Vehicle Type: Large Luxury Crossover

History/Description: Audi’s big luxury ute hit the market for model year 2007, offering six or eight-cylinder power, Quattro AWD, unique looks, and an Audi-built competitor to comparable machinery from Mercedes-Benz, Lexus, Acura, Volvo, BMW and Cadillac. With an eye for unique design, modern interfaces and plenty of selection through numerous powertrain and option packages, the Q7 went on to earn homes in countless Canadian driveways.

Feature content included keyless ignition, oversized sunroofs, automatic climate control, xenon lighting, a powered tailgate and premium BOSE or Bang & Olufsen audio.
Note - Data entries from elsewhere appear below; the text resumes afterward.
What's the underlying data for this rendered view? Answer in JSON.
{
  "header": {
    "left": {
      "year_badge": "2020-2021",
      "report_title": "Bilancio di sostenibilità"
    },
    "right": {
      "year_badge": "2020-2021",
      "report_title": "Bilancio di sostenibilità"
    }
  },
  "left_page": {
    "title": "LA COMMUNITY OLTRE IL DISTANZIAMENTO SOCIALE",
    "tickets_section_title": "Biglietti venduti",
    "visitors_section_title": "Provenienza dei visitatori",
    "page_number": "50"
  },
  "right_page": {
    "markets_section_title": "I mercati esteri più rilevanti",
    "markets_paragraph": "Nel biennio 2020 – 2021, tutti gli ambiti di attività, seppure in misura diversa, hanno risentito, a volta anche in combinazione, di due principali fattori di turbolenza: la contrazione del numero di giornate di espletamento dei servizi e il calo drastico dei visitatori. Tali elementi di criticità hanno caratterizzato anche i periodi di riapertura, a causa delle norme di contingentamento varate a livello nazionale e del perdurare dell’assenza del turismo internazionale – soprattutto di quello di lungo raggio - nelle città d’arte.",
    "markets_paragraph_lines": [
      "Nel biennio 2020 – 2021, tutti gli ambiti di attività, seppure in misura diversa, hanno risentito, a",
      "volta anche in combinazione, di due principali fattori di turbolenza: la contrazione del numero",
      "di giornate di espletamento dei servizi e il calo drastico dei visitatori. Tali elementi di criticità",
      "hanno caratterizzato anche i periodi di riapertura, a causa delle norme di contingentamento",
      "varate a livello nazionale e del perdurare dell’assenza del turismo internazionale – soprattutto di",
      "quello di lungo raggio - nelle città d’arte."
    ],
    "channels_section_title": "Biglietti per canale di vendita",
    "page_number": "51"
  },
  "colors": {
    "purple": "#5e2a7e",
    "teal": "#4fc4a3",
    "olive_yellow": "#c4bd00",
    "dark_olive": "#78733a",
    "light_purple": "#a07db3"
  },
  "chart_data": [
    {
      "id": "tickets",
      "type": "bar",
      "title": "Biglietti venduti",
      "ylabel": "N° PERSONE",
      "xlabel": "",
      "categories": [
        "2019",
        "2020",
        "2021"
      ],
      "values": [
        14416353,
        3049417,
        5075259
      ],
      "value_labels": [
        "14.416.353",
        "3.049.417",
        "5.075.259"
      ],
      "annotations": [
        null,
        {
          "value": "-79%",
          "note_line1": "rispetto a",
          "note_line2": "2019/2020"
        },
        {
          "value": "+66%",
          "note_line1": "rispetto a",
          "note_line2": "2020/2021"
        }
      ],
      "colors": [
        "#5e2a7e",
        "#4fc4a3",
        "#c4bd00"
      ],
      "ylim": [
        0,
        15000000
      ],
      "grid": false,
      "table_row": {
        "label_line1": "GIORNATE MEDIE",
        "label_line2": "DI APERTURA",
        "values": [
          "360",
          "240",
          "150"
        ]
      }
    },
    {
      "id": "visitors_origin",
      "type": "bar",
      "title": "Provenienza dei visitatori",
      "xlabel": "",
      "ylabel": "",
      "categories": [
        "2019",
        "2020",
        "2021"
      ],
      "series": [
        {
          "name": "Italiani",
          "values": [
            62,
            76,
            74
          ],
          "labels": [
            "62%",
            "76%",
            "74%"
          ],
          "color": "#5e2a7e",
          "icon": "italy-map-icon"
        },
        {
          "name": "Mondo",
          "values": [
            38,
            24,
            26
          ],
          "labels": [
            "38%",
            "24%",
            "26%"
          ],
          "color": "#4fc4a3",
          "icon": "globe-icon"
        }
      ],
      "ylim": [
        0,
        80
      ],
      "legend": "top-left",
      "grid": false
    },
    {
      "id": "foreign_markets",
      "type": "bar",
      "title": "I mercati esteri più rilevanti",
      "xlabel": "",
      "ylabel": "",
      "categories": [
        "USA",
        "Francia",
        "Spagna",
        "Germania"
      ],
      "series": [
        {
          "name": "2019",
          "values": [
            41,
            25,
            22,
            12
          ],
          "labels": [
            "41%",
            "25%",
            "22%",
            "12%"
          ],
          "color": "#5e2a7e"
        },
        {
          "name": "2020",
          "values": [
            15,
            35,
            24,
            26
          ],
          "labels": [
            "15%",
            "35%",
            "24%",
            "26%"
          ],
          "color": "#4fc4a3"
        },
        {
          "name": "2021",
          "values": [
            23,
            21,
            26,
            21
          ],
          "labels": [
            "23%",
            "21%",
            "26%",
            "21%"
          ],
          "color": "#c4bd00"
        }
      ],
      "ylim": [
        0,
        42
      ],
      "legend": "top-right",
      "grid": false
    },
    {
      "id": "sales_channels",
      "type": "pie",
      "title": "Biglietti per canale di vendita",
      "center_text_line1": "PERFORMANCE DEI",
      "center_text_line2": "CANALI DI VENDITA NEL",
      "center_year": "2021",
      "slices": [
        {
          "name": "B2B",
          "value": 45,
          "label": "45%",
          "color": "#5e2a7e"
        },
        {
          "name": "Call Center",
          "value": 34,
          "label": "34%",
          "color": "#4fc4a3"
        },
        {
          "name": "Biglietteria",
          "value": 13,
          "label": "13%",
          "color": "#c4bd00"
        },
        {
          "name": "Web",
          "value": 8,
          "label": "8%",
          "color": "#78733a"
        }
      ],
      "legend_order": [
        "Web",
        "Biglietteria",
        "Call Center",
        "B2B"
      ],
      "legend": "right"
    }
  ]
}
A heated steering wheel, adaptive cruise control, and blind spot monitoring (dubbed Audi Side Assist) were also available, as was the brand’s cutting edge MMI interface with central command knob. Seating was available for up to 7 occupants.

A new Q7 is launching soon, and the original has moved nicely into used-car territory.
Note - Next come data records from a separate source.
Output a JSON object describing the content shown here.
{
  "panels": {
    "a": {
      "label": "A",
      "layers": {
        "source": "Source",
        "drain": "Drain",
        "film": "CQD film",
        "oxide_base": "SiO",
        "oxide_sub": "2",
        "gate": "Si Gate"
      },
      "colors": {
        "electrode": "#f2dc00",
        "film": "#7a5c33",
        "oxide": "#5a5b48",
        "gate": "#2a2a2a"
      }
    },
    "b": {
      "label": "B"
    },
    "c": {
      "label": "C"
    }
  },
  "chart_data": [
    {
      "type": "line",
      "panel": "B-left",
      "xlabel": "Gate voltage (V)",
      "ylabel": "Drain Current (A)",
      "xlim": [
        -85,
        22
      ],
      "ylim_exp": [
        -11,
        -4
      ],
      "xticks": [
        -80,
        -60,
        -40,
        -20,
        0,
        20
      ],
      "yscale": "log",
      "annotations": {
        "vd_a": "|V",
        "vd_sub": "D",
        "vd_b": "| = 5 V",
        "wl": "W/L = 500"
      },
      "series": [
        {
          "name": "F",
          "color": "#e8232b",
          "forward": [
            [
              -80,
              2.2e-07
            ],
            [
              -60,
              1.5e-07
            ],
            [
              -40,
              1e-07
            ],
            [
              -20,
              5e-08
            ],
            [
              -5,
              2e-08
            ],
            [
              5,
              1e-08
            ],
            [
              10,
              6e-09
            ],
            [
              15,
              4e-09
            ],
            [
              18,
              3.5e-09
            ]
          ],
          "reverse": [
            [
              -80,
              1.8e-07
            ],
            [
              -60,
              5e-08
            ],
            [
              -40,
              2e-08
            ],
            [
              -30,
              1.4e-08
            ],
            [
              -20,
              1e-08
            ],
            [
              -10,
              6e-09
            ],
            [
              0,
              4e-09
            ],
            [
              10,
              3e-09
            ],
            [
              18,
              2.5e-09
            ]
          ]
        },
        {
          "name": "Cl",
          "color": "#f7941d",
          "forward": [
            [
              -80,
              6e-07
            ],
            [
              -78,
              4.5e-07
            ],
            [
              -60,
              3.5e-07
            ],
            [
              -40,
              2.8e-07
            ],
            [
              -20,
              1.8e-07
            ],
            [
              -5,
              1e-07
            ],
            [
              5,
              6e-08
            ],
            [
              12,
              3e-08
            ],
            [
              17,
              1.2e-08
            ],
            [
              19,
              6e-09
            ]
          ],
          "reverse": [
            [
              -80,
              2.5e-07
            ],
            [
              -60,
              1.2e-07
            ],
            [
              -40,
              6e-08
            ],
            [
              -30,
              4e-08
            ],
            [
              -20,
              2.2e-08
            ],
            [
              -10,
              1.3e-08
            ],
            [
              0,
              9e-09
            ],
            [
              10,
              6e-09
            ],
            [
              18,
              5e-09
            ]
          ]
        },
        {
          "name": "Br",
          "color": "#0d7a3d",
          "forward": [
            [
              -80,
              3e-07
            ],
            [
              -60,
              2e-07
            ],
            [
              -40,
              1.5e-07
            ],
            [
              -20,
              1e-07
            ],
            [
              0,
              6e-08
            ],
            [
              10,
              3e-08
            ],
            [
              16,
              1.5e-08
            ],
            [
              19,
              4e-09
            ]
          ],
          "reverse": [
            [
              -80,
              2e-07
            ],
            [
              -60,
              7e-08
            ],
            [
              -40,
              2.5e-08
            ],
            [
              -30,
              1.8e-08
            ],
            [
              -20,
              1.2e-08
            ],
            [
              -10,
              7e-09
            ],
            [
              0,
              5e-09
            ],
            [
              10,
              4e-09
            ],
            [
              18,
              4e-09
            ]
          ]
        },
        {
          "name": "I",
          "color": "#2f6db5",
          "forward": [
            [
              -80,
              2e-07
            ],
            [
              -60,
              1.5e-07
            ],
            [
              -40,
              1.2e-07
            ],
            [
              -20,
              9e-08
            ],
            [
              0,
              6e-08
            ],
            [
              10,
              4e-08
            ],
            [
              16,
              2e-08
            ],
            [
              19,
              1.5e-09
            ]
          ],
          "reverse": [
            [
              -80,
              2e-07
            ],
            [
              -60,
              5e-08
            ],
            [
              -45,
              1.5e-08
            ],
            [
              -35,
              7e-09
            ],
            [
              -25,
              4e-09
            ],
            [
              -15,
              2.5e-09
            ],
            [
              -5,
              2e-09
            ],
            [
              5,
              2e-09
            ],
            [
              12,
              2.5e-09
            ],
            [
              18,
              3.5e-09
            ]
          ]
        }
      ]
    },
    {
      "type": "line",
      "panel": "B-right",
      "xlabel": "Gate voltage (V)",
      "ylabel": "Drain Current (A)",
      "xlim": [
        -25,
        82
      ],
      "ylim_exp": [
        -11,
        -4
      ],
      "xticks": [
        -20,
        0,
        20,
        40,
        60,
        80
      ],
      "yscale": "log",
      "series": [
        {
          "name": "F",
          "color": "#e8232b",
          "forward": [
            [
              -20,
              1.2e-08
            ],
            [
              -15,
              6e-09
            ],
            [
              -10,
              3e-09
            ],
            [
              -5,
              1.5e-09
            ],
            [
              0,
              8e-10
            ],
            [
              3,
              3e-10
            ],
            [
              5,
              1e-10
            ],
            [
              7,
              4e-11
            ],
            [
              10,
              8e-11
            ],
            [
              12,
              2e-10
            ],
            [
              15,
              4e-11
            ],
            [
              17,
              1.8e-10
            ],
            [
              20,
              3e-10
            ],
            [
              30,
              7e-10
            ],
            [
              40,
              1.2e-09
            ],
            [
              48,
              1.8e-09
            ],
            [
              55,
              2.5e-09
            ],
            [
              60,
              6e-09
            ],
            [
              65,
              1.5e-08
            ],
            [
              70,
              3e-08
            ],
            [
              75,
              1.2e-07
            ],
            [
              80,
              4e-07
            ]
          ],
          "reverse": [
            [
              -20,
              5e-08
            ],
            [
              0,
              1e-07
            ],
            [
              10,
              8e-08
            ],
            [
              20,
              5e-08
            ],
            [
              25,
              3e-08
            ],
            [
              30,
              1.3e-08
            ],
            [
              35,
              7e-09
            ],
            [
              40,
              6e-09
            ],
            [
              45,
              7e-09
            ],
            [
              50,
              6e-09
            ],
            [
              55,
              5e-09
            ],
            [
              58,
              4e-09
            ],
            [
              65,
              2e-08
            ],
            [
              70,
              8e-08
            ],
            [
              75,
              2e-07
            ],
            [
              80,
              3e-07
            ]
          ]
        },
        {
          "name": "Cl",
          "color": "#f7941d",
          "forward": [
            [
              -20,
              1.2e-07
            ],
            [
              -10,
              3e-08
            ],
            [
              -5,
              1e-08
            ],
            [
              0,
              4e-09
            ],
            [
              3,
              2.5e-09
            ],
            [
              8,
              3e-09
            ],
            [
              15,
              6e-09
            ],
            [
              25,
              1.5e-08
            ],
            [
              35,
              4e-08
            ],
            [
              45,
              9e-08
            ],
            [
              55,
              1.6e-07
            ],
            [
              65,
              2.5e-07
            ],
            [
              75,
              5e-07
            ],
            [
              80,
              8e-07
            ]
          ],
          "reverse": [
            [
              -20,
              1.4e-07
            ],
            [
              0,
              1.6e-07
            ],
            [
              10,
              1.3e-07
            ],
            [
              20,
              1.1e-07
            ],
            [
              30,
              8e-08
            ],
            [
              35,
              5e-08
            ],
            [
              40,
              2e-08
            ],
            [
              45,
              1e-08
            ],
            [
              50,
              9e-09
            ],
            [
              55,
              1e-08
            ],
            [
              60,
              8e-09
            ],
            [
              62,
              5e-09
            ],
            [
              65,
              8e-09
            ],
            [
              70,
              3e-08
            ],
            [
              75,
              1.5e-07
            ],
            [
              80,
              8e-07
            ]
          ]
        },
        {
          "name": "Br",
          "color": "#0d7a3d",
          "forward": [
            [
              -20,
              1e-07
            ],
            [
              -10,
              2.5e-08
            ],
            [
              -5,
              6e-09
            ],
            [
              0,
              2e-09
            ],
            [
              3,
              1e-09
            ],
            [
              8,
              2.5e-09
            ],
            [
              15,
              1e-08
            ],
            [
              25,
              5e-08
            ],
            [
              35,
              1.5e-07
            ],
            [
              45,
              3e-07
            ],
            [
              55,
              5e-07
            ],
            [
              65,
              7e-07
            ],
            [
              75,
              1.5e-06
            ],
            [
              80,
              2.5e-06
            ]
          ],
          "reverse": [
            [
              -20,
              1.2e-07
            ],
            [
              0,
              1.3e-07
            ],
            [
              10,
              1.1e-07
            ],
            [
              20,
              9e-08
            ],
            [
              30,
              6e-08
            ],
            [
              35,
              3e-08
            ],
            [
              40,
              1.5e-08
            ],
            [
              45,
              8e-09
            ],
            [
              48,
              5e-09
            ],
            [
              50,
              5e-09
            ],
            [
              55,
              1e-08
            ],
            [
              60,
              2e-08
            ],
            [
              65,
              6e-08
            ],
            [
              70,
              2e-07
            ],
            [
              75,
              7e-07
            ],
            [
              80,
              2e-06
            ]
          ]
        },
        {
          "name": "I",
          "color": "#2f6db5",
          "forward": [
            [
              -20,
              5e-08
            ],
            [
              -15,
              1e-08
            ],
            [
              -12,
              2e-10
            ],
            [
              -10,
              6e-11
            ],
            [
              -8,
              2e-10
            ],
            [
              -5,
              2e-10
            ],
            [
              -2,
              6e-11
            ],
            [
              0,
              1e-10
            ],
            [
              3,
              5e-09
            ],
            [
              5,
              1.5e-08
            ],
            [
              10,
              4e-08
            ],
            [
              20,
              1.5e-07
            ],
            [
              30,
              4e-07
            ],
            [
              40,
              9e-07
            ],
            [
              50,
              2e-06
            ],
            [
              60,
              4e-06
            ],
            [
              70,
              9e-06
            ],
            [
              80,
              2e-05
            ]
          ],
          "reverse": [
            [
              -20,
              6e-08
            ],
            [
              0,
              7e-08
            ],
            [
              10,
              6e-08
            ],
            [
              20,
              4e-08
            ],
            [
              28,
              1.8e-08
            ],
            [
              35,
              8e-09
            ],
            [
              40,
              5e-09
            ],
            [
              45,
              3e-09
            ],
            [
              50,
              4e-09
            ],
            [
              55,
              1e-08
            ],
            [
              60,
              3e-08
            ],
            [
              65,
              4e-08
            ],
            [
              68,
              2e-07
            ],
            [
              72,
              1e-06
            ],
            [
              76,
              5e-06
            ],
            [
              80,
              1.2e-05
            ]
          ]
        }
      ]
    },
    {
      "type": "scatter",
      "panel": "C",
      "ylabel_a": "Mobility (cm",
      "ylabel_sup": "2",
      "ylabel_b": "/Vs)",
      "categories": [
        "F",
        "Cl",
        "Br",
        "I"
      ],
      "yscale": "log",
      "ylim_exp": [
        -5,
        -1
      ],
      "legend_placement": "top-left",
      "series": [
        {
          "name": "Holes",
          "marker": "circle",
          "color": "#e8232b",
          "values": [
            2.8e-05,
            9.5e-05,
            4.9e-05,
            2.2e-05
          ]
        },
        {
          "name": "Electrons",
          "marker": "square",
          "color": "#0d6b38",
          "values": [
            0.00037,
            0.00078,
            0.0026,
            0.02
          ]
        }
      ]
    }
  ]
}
Engines / Trim: Initially, Q7 launched with power from a 4.2L V8 or a 3.6L V6 – both gasoline, with power topping out north of 300 horses. Standard and Premium versions were available with either engine, and Quattro and an automatic transmission were standard. From model year 2009, the 3L TDI V6 joined the powertrain lineup, and from 2011, the 3.6L and 4.2L gasoline engines were replaced by a higher-efficiency 3L supercharged V6, while the TDI engine remained. Note that 3.0 TFSI models are gas powered, and that 3.0 TDI models got the diesel mill.

What Owners Like: Owner reviews typically see the Q7 rated highly in all aspects of confidence during inclement-weather driving, with traction, braking, stability and even the lighting system rated well. Smooth performance and a comfortable ride, as well as a high-quality feel throughout much of the vehicle, were also noted. Favourite features include the powered tailgate, up-level stereo system and heated steering wheel.

What Owners Dislike: Common complaints include a fussy and complicated interface to the MMI system which requires plenty of time to learn, limited third-row space, and high up-front pricing. Owners of older models with the 3.6L or 4.2L engines often complain of excessive fuel consumption.

Here are some owner reviews.

The Test Drive: Start by checking out the Q7’s cruise control system, which could be suffering from a bad brake-light switch or engine sensor-related issue if it fails to engage, or engages, but fails to remain functional.